Note that we have to filter for a.recipe_id != b.recipe_id to avoid matching recipe with themselves. Joins with an inequality condition are unsurprisingly called inequality joins.

This returns

| recipeid | recipeid | ingredient_id | | --------- | --------- | ------------- | | 1 | 2 | 3 | | 1 | 3 | 5 | | 2 | 1 | 3 | | 3 | 1 | 5 |

This table shows the recipe 1 ("Tacos") and recipe 2 ("Tomato Soup") share ingredient 3 ("Tomatoes"). Similarly, recipe 1 ("Tacos") and recipe 3 ("Grilled Cheese") share ingredient 5 ("Cheese").

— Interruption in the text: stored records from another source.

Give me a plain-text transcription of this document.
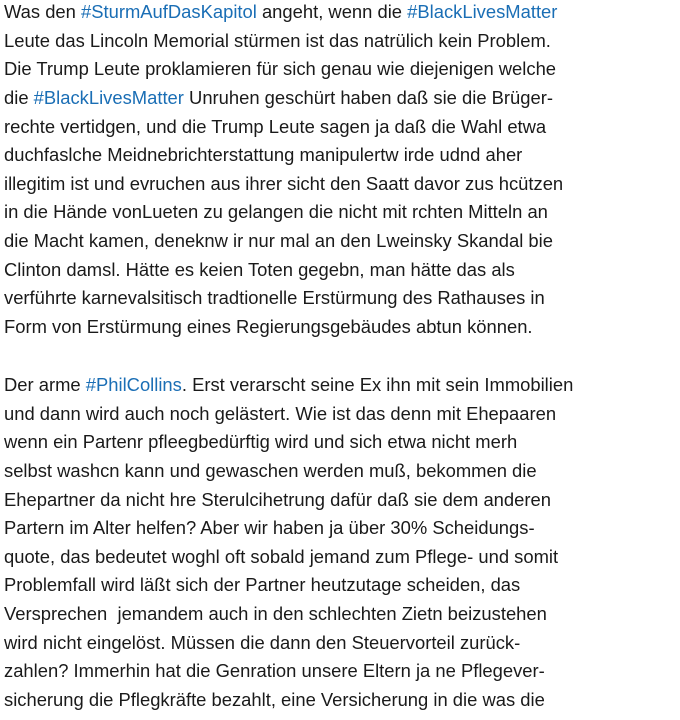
Was den #SturmAufDasKapitol angeht, wenn die #BlackLivesMatter
Leute das Lincoln Memorial stürmen ist das natrülich kein Problem.
Die Trump Leute proklamieren für sich genau wie diejenigen welche
die #BlackLivesMatter Unruhen geschürt haben daß sie die Brüger-
rechte vertidgen, und die Trump Leute sagen ja daß die Wahl etwa
duchfaslche Meidnebrichterstattung manipulertw irde udnd aher
illegitim ist und evruchen aus ihrer sicht den Saatt davor zus hcützen
in die Hände vonLueten zu gelangen die nicht mit rchten Mitteln an
die Macht kamen, deneknw ir nur mal an den Lweinsky Skandal bie
Clinton damsl. Hätte es keien Toten gegebn, man hätte das als
verführte karnevalsitisch tradtionelle Erstürmung des Rathauses in
Form von Erstürmung eines Regierungsgebäudes abtun können.
Der arme #PhilCollins. Erst verarscht seine Ex ihn mit sein Immobilien
und dann wird auch noch gelästert. Wie ist das denn mit Ehepaaren
wenn ein Partenr pfleegbedürftig wird und sich etwa nicht merh
selbst washcn kann und gewaschen werden muß, bekommen die
Ehepartner da nicht hre Sterulcihetrung dafür daß sie dem anderen
Partern im Alter helfen? Aber wir haben ja über 30% Scheidungs-
quote, das bedeutet woghl oft sobald jemand zum Pflege- und somit
Problemfall wird läßt sich der Partner heutzutage scheiden, das
Versprechen  jemandem auch in den schlechten Zietn beizustehen
wird nicht eingelöst. Müssen die dann den Steuervorteil zurück-
zahlen? Immerhin hat die Genration unsere Eltern ja ne Pflegever-
sicherung die Pflegkräfte bezahlt, eine Versicherung in die was die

One issue with this query is that it matches every pair of ingredients twice. To avoid this, we can modify the query to return only rows when the first recipe ID is less than the second.

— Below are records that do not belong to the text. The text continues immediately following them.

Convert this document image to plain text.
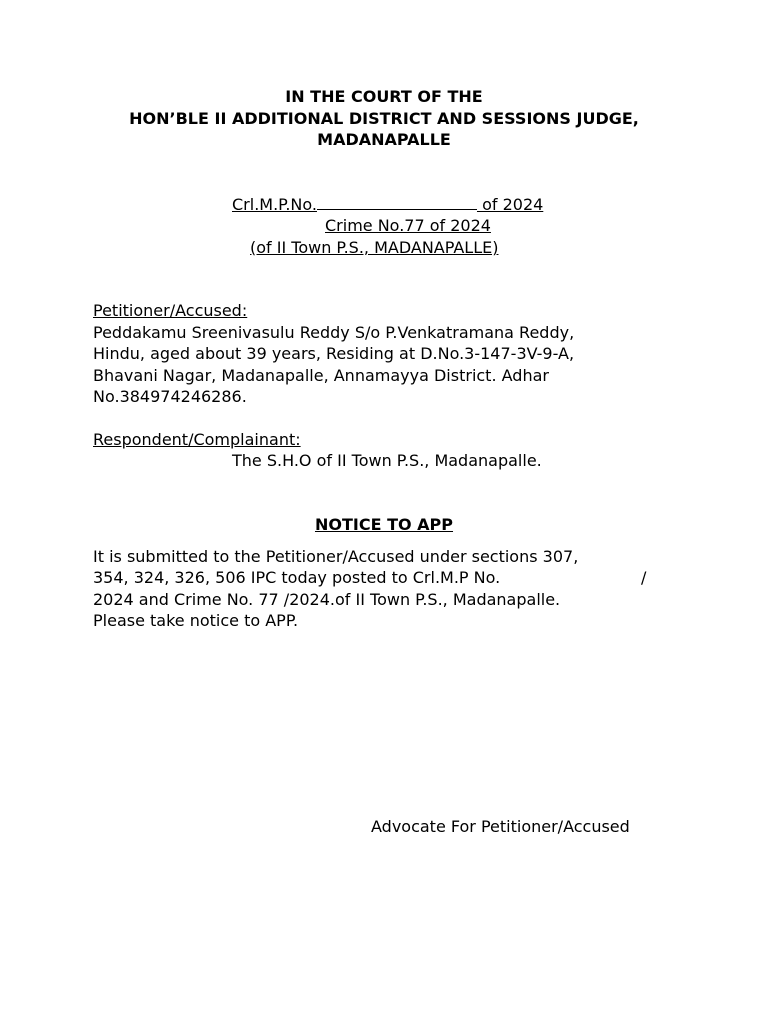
IN THE COURT OF THE
HON’BLE II ADDITIONAL DISTRICT AND SESSIONS JUDGE,
MADANAPALLE
Crl.M.P.No.	of 2024
Crime No.77 of 2024
(of II Town P.S., MADANAPALLE)
Petitioner/Accused:
Peddakamu Sreenivasulu Reddy S/o P.Venkatramana Reddy,
Hindu, aged about 39 years, Residing at D.No.3-147-3V-9-A,
Bhavani Nagar, Madanapalle, Annamayya District. Adhar
No.384974246286.
Respondent/Complainant:
The S.H.O of II Town P.S., Madanapalle.
NOTICE TO APP
It is submitted to the Petitioner/Accused under sections 307,
354, 324, 326, 506 IPC today posted to Crl.M.P No.	/
2024 and Crime No. 77 /2024.of II Town P.S., Madanapalle.
Please take notice to APP.
Advocate For Petitioner/Accused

Finally, we can can aggregate over the recipe IDs to compute the count of shared ingredients:

  SELECT a.recipe_id,
         b.recipe_id,
         COUNT(*) as num_shared
    FROM recipe_ingredients AS a
    JOIN recipe_ingredients AS b
      ON a.recipe_id < b.recipe_id
     AND a.ingredient_id = b.ingredient_id
GROUP BY a.recipe_id, b.recipe_id

As expected, this returns

| recipeid | recipeid | num_shared | | --------- | --------- | ---------- | | 1 | 2 | 1 | | 1 | 3 | 1 |

We can include the recipe names by also joining with the recipes table:

  SELECT c.recipe_name AS recipe_1,
         d.recipe_name AS recipe_2,
         COUNT(*) AS num_shared
    FROM recipe_ingredients AS a
    JOIN recipe_ingredients AS b
      ON a.recipe_id < b.recipe_id
     AND a.ingredient_id = b.ingredient_id
    JOIN recipes AS c
      ON a.recipe_id = c.recipe_id
    JOIN recipes AS d
      ON b.recipe_id = d.recipe_id
GROUP BY a.recipe_id, b.recipe_id
ORDER BY recipe_1, recipe_2

This returns:

| recipe1 | recipe2 | num_shared | | -------- | -------------- | ---------- | | Tacos | Grilled Cheese | 1 | | Tacos | Tomato Soup | 1 |

From these examples, I hope you see that the simple SQL operators can be combined to perform very powerful queries.